YEREVAN - Russia on Friday denounced Turkey’s position on the conflict between Azerbaijan and Armenia over the Nagorny Karabakh region after a Russian-mediated ceasefire ended the worst clashes in decades in the breakaway enclave.

“Statements made by Turkish leaders are totally unacceptable for one simple reason - they are calling not for peace but for war,” Russian Foreign Minister Sergei Lavrov told a news conference in the Armenian capital of Yerevan.

Turkey pledged its full support to its traditional ally Azerbaijan after the latest deadly clashes erupted in Karabakh between Azerbaijani and Armenian forces on April 2. “Unfortunately, we have already got accustomed to such quirks from the current Turkish leadership,” Lavrov added.
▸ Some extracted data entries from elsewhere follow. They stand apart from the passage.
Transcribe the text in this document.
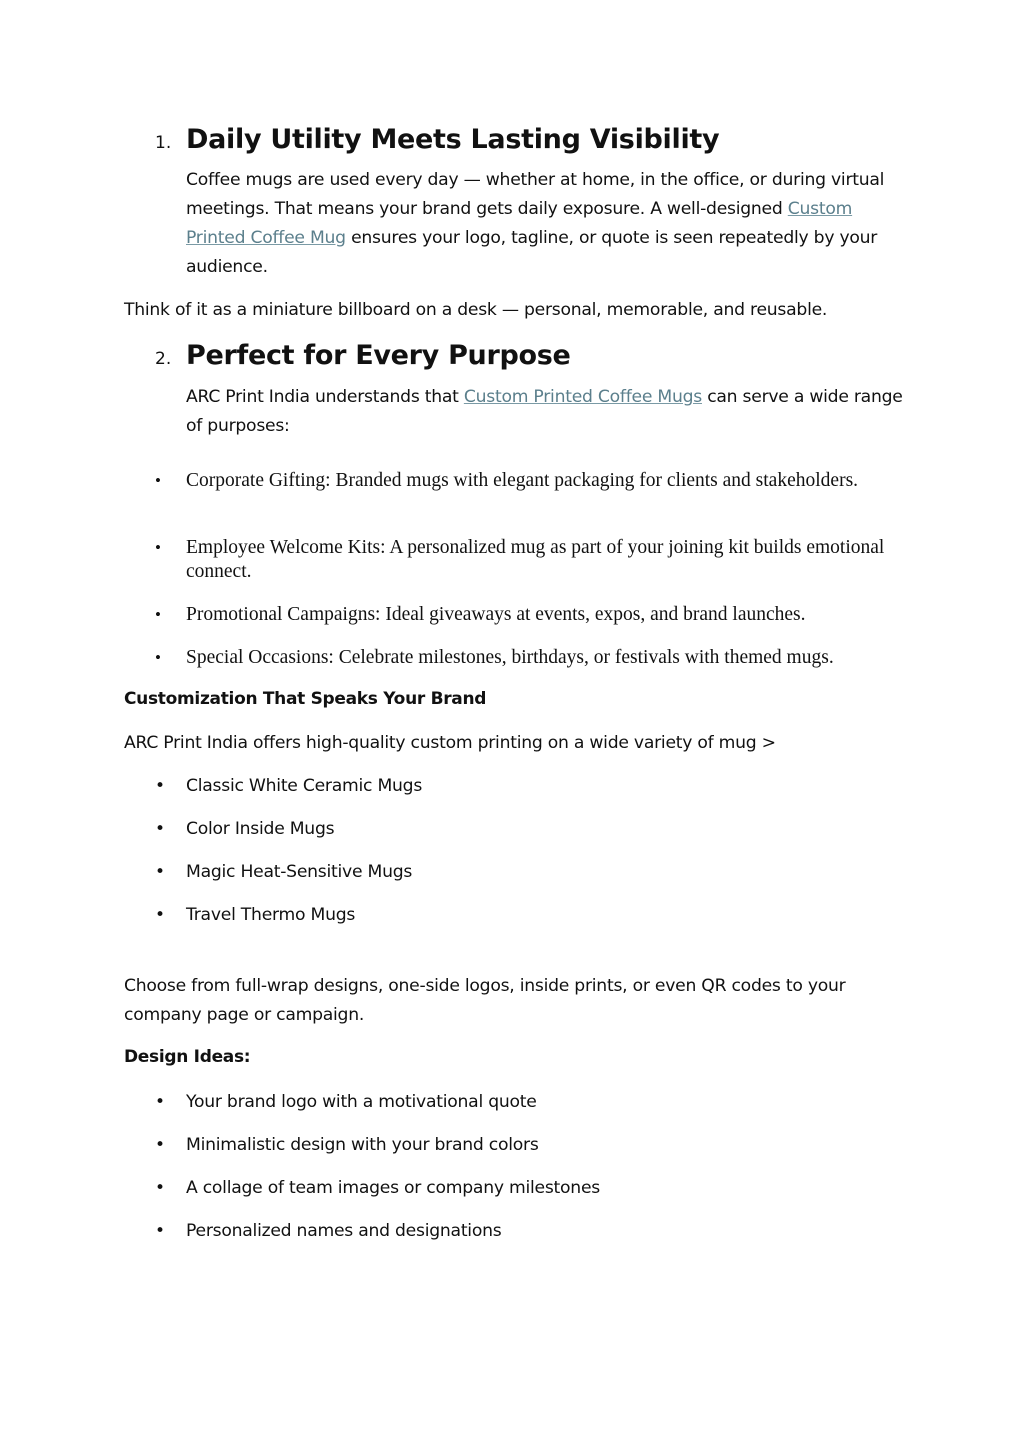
1. Daily Utility Meets Lasting Visibility

Coffee mugs are used every day — whether at home, in the office, or during virtual meetings. That means your brand gets daily exposure. A well-designed Custom Printed Coffee Mug ensures your logo, tagline, or quote is seen repeatedly by your audience.

Think of it as a miniature billboard on a desk — personal, memorable, and reusable.

2. Perfect for Every Purpose

ARC Print India understands that Custom Printed Coffee Mugs can serve a wide range of purposes:

• Corporate Gifting: Branded mugs with elegant packaging for clients and stakeholders.
• Employee Welcome Kits: A personalized mug as part of your joining kit builds emotional connect.
• Promotional Campaigns: Ideal giveaways at events, expos, and brand launches.
• Special Occasions: Celebrate milestones, birthdays, or festivals with themed mugs.

Customization That Speaks Your Brand

ARC Print India offers high-quality custom printing on a wide variety of mug >

• Classic White Ceramic Mugs
• Color Inside Mugs
• Magic Heat-Sensitive Mugs
• Travel Thermo Mugs

Choose from full-wrap designs, one-side logos, inside prints, or even QR codes to your company page or campaign.

Design Ideas:

• Your brand logo with a motivational quote
• Minimalistic design with your brand colors
• A collage of team images or company milestones
• Personalized names and designations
In a war in the 1990s that claimed some 30,000 lives, separatists backed by Yerevan seized control of the mountainous region inside Azerbaijan that is home to a majority of ethnic Armenians.

More than 100 people have been killed on both sides in fierce clashes that ended with a Russian-mediated ceasefire on April 6.

The outbreak sparked fears of a wider conflict that could drag in regional powers Russia and Turkey, which have been at loggerheads since Turkey shot down a Russian warplane in Syria in November.

Turkish President Recep Tayyip Erdogan has declared that “Karabakh will one day return to its original owner” while his prime minister, Ahmet Davutoglu, vowed to stand by Baku “until the apocalypse.”

Moscow has sold arms to both Armenia and Azerbaijan but has far closer ties to Yerevan, where it has a military base.

Azerbaijan and Armenia have never signed a peace deal despite a 1994 ceasefire and sporadic violence on the line of contact regularly claims the lives of soldiers on both sides.

Energy-rich Azerbaijan, whose military spending exceeds Armenia’s entire state budget, has repeatedly threatened to take back the breakaway region by force.